How micro-finance institutions beat nationalised banks

In his budget speech, the Finance Minister hailed bank nationalization as visionary and revolutionary. Yet nationalized banks have, by and large, not reached the poor. However, micro-finance is now reaching people whom nationalized banks could not.

Households getting micro-credit now outnumber poor households. Outstanding micro-finance loans total 80 million. Some borrowers have multiple loans, so net beneficiaries may total 60 million households. This is more than the 55 million poor households, and more than a quarter of India’s 220 million households.

Of course, many poor households are still left out, while non-poor households have got loans. MFIs have yet to reach or saturate large areas in India. But they are spreading fast across most states.

I am a co-promoter of three MFIs: Arohan in Kolkata, Sonata in Allahabad and Mimoza in Dehra Dun. Within 39 months of existence, Arohan has reached 100,000 poor women. The three MFIs together have 250,000 borrowers, and within three years should reach one million people. In another three years they may reach one million each. I am astounded that small ventures can scale up so fast.

When launched, these MFIs expected to lose money for four years. But they broke even after two years, because loan defaults were below 0.5% against the expected 2%.

Once, MFIs started with loans of Rs 3,000 in the first year, going up to Rs 4,000 in the second year, and so on. But now some MFIs start with Rs 10,000, go up to Rs 15,000 the next year, and soon.

They typically charge around 30% interest. This looks usurious. But moneylenders lend at 50% or more, seize the land of defaulters and make them bonded labourers. MFIs, by contrast, rely on group lending for repayment. If one member of a joint lending group defaults, the others cannot get credit, so they put social pressure on the defaulter to pay up.
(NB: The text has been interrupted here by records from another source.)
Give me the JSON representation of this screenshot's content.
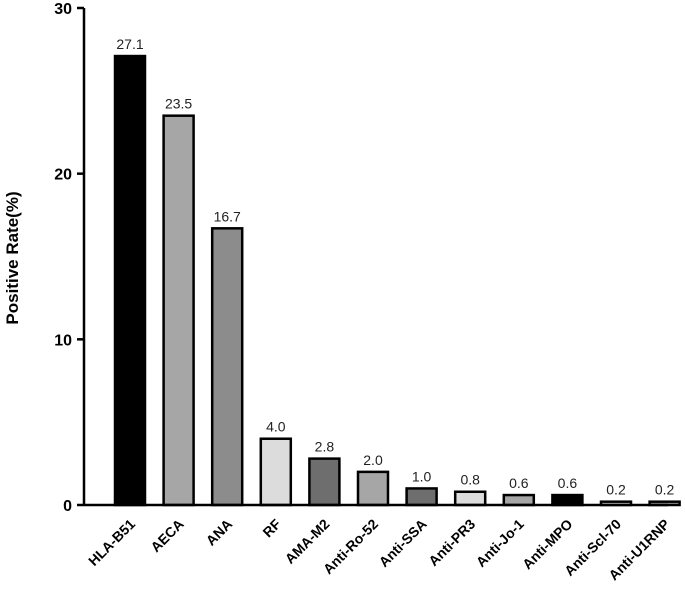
{
  "chart_data": {
    "type": "bar",
    "title": "",
    "xlabel": "",
    "ylabel": "Positive Rate(%)",
    "ylim": [
      0,
      30
    ],
    "yticks": [
      0,
      10,
      20,
      30
    ],
    "grid": false,
    "legend": "none",
    "categories": [
      "HLA-B51",
      "AECA",
      "ANA",
      "RF",
      "AMA-M2",
      "Anti-Ro-52",
      "Anti-SSA",
      "Anti-PR3",
      "Anti-Jo-1",
      "Anti-MPO",
      "Anti-Scl-70",
      "Anti-U1RNP"
    ],
    "values": [
      27.1,
      23.5,
      16.7,
      4.0,
      2.8,
      2.0,
      1.0,
      0.8,
      0.6,
      0.6,
      0.2,
      0.2
    ],
    "value_labels": [
      "27.1",
      "23.5",
      "16.7",
      "4.0",
      "2.8",
      "2.0",
      "1.0",
      "0.8",
      "0.6",
      "0.6",
      "0.2",
      "0.2"
    ],
    "bar_colors": [
      "#000000",
      "#a6a6a6",
      "#8c8c8c",
      "#dcdcdc",
      "#6e6e6e",
      "#a6a6a6",
      "#6e6e6e",
      "#dcdcdc",
      "#a6a6a6",
      "#000000",
      "#dcdcdc",
      "#a6a6a6"
    ]
  }
}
Credit card companies charge an annual fee plus interest at around 30%. MFIs, like credit-card companies, give small, unsecured loans, and their interest rates are no higher. In both cases the interest rate reflects the high cost of handling very small loans.

Some advocates claim that micro-loans convert poor women into entrepreneurs and greatly reduce poverty. Alas, that’s a gross exaggeration. Loans of Rs 5,000 at 30% interest cannot end poverty.

Many studies (like a recent one of Hyderabad’s slums by Bannerjee, Duflo, Glennerster and Kinnan) show no short-term link between micro-credit and poverty or consumption. Only one in five loans in Hyderabad created new businesses. Still, beneficiaries spent more pushcarts and cooking pans (for new businesses) and less on tobacco and alcohol. Localities with MFI branches had one-third more businesses than others. In due course, this could have a significant impact on poverty.

Poor people have demonstrated an insatiable appetite for micro-loans, and repay them. This proves there is great demand, and that it’s viable. Even if it does not reduce poverty immediately, mere access to finance is a boon.

Banks lose heavily in small loans to the poor—their wages are five times higher than in MFIs, and politicians encourage poor borrowers to default. These two problems, plus corruption, sank the Integrated Rural Development Programme, which provided subsidized microcredit through nationalized banks in the 1980s. Banks now give loans to MFIs (classified as a priority sector), which then led to the poor. This raises interest costs, but has proved viable.

New problems are cropping up with MFI expansion. Without technical assistance, some businesses fail. Competition in some states is so intense that MFIs accuse rivals of stealing their clients through unethical offers. Some women have borrowed from four or more different MFIs, and could get into debt traps, which also hit MFIs through higher defaults. Moneylenders are said to have entered the MFI business, using thugs rather than group loyalty to enforce payment. Some private equity funds are investing in MFIs, fuelling misgivings that these have become purely commercial and shed their original social mission.

These misgivings are legitimate but exaggerated. Microfinance will always differ from commercial ventures in one respect—the loans go almost entirely to women. Although many husbands appropriate the money, MFIs nevertheless confer status and power on women in a country with oppressive male domination. That’s a huge social change.

In Bangladesh, where microfinance originated, female empowerment has spurred higher women’s education and falling fertility. Mullahs have attacked MFI offices as threats to traditional male and religious dominance. Even if microfinance does not create instant poverty reduction, it creates profound social and gender changes. That makes it doubly inclusive. For that reason alone, micro-finance achieves what nationalised banks cannot.